This is going to be a more technical blog post: I'm documenting the work of putting together a locally based large language model (LLM) to help me with recipes and cooking. You can read my last post for details.
Using Open WebUI has been a good choice, but there are some glaring limitations in using LLMs once you start using them in earnest. The biggest one is that LLMs have no memory. This is a problem for me, because I want my LLM to be able to understand my context: I have a rice cooker, I prefer steaming things in the microwave to boiling or blanching, I have this food in the fridge. I don't want to have to keep telling it this.
This is a good place to start talking about how LLMs work and give a brief rundown of the internals. The underlying architecture of LLMs and generative AI is really interesting once you get into it, and it should explain why I'm doing it this way.
How LLMs Work
A large language model is basically a stateless function that consumes text as an input and produces text as an output. It does this by converting words and symbols into tokens, each token represented by a multi-dimensional set of numbers. An LLM consumes text by placing it into the context window, but that is limited to a set number of tokens, and larger context windows take far more time and processing power to execute.

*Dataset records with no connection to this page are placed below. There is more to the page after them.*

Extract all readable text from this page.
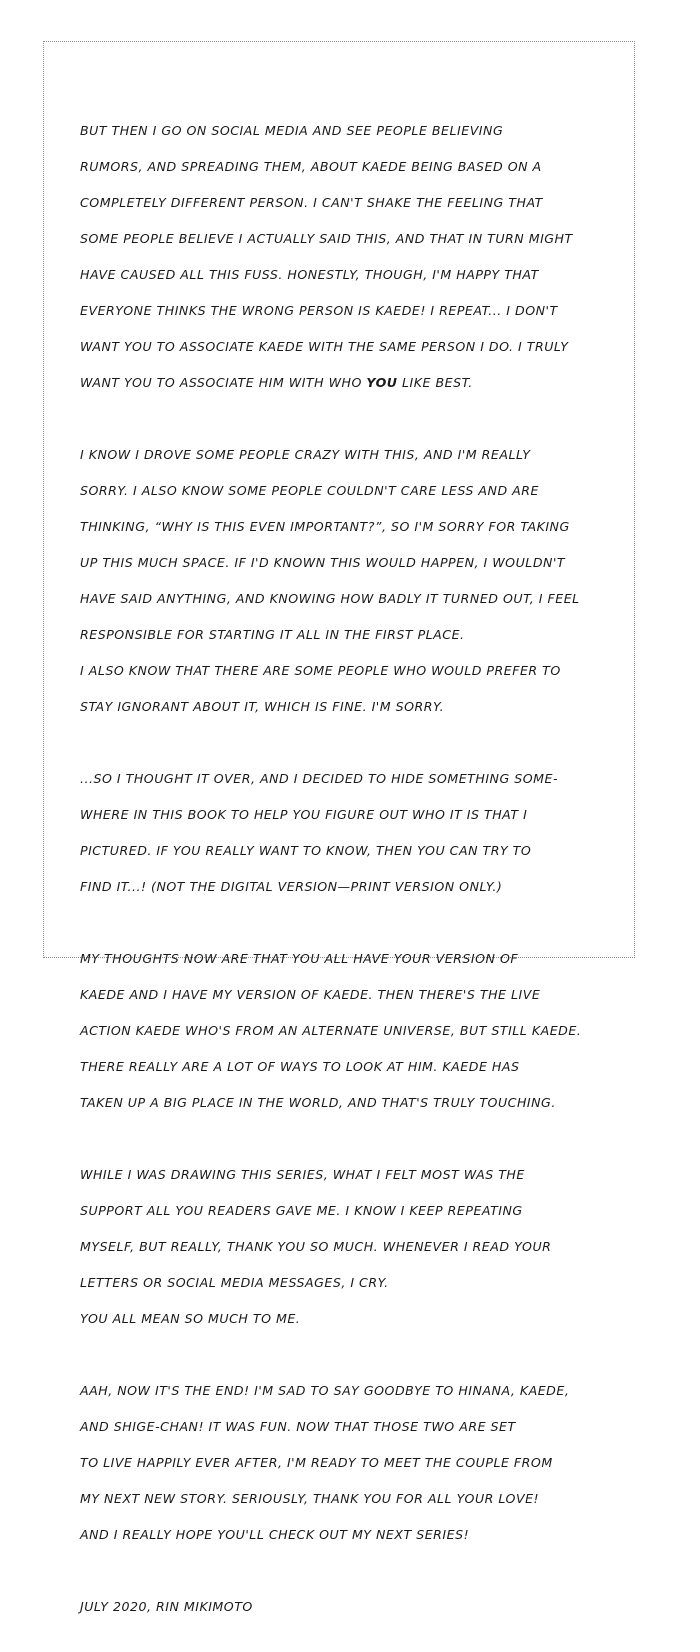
BUT THEN I GO ON SOCIAL MEDIA AND SEE PEOPLE BELIEVING

RUMORS, AND SPREADING THEM, ABOUT KAEDE BEING BASED ON A

COMPLETELY DIFFERENT PERSON. I CAN'T SHAKE THE FEELING THAT

SOME PEOPLE BELIEVE I ACTUALLY SAID THIS, AND THAT IN TURN MIGHT

HAVE CAUSED ALL THIS FUSS. HONESTLY, THOUGH, I'M HAPPY THAT

EVERYONE THINKS THE WRONG PERSON IS KAEDE! I REPEAT... I DON'T

WANT YOU TO ASSOCIATE KAEDE WITH THE SAME PERSON I DO. I TRULY

WANT YOU TO ASSOCIATE HIM WITH WHO YOU LIKE BEST.

I KNOW I DROVE SOME PEOPLE CRAZY WITH THIS, AND I'M REALLY

SORRY. I ALSO KNOW SOME PEOPLE COULDN'T CARE LESS AND ARE

THINKING, “WHY IS THIS EVEN IMPORTANT?”, SO I'M SORRY FOR TAKING

UP THIS MUCH SPACE. IF I'D KNOWN THIS WOULD HAPPEN, I WOULDN'T

HAVE SAID ANYTHING, AND KNOWING HOW BADLY IT TURNED OUT, I FEEL

RESPONSIBLE FOR STARTING IT ALL IN THE FIRST PLACE.

I ALSO KNOW THAT THERE ARE SOME PEOPLE WHO WOULD PREFER TO

STAY IGNORANT ABOUT IT, WHICH IS FINE. I'M SORRY.

...SO I THOUGHT IT OVER, AND I DECIDED TO HIDE SOMETHING SOME-

WHERE IN THIS BOOK TO HELP YOU FIGURE OUT WHO IT IS THAT I

PICTURED. IF YOU REALLY WANT TO KNOW, THEN YOU CAN TRY TO

FIND IT...! (NOT THE DIGITAL VERSION—PRINT VERSION ONLY.)

MY THOUGHTS NOW ARE THAT YOU ALL HAVE YOUR VERSION OF

KAEDE AND I HAVE MY VERSION OF KAEDE. THEN THERE'S THE LIVE

ACTION KAEDE WHO'S FROM AN ALTERNATE UNIVERSE, BUT STILL KAEDE.

THERE REALLY ARE A LOT OF WAYS TO LOOK AT HIM. KAEDE HAS

TAKEN UP A BIG PLACE IN THE WORLD, AND THAT'S TRULY TOUCHING.

WHILE I WAS DRAWING THIS SERIES, WHAT I FELT MOST WAS THE

SUPPORT ALL YOU READERS GAVE ME. I KNOW I KEEP REPEATING

MYSELF, BUT REALLY, THANK YOU SO MUCH. WHENEVER I READ YOUR

LETTERS OR SOCIAL MEDIA MESSAGES, I CRY.

YOU ALL MEAN SO MUCH TO ME.

AAH, NOW IT'S THE END! I'M SAD TO SAY GOODBYE TO HINANA, KAEDE,

AND SHIGE-CHAN! IT WAS FUN. NOW THAT THOSE TWO ARE SET

TO LIVE HAPPILY EVER AFTER, I'M READY TO MEET THE COUPLE FROM

MY NEXT NEW STORY. SERIOUSLY, THANK YOU FOR ALL YOUR LOVE!

AND I REALLY HOPE YOU'LL CHECK OUT MY NEXT SERIES!

JULY 2020, RIN MIKIMOTO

When you hold a conversation with an LLM, every single message in the chat is sent to the context window of the LLM for processing. It does not hold the previous messages in memory – it must read through the entire thing over again, every time. This has consequences: there's an upper limit to how long your conversations can be, and the more you talk, the more text there is for the LLM to process and the slower it gets.
graph TD
A[New Input] --> B
B --> C{LLM Processing}
subgraph Context Window
B[New Input Message]
D[System Message<br>'You are a helpful assistant...']
E[Previous User Message 1]
F[Previous LLM Response 1]
G[Current User Message]
end
D --> C
E --> C
F --> C
G --> C
C --> H[Token Generation]
H --> I[LLM Response Output]
style B fill:#f0f0f0,stroke:#333
style C fill:#e1f5fe,stroke:#0288d1
style D fill:#e8f5e9,stroke:#4caf50
style H fill:#fff3e0,stroke:#ff9800
There is no memory outside of this. If it's not in the context window, it doesn't exist.

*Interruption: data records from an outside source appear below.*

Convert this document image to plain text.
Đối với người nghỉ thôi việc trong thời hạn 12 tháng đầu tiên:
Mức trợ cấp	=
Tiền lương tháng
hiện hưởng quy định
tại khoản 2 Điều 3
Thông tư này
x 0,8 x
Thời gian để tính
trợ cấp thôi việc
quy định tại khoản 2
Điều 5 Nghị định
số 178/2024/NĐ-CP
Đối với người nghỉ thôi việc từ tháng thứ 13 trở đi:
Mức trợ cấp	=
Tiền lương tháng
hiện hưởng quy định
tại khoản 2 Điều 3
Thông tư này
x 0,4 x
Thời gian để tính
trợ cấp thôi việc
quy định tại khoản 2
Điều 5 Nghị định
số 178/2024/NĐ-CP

So, how do LLMs do things on their own if they can only produce text? As far as I know (and I am still learning this), there are two strategies: they can talk to the program running the LLMs, and they can talk to themselves. Between these two options, LLMs can essentially fake memory.
Function Calling
When the LLM produces a message intended for to be processed by the program, that is called a tool message. Usually the tool message is set up in the form of structured output like JSON, and contains the method and arguments that the LLM would like the program to execute on its behalf. Once the tool is executed, the result is passed back to the LLM (again, in structured text output), and the LLM then produces a response back to the user, or makes other tool calls as appropriate.
sequenceDiagram
participant User
participant LLM
participant Environment
User->>LLM: Task Input
Note over LLM: Analyze task and<br/>determine tool needed
LLM->>Environment: Tool Call {function, args}
Note over Environment: Execute function<br/>with arguments
Environment->>LLM: Tool Result
Note over LLM: Process result and<br/>formulate response
LLM->>User: Final Response
This approach is called function calling and usually requires the LLM to be sufficiently advanced (at least 3 billion parameters) enough to understand what tools it has, and how and when to call them appropriately. There are some LLMs, such as Hermes 3, that explicitly tout their ability to do function calling reliably, and there is even a function calling leaderboard.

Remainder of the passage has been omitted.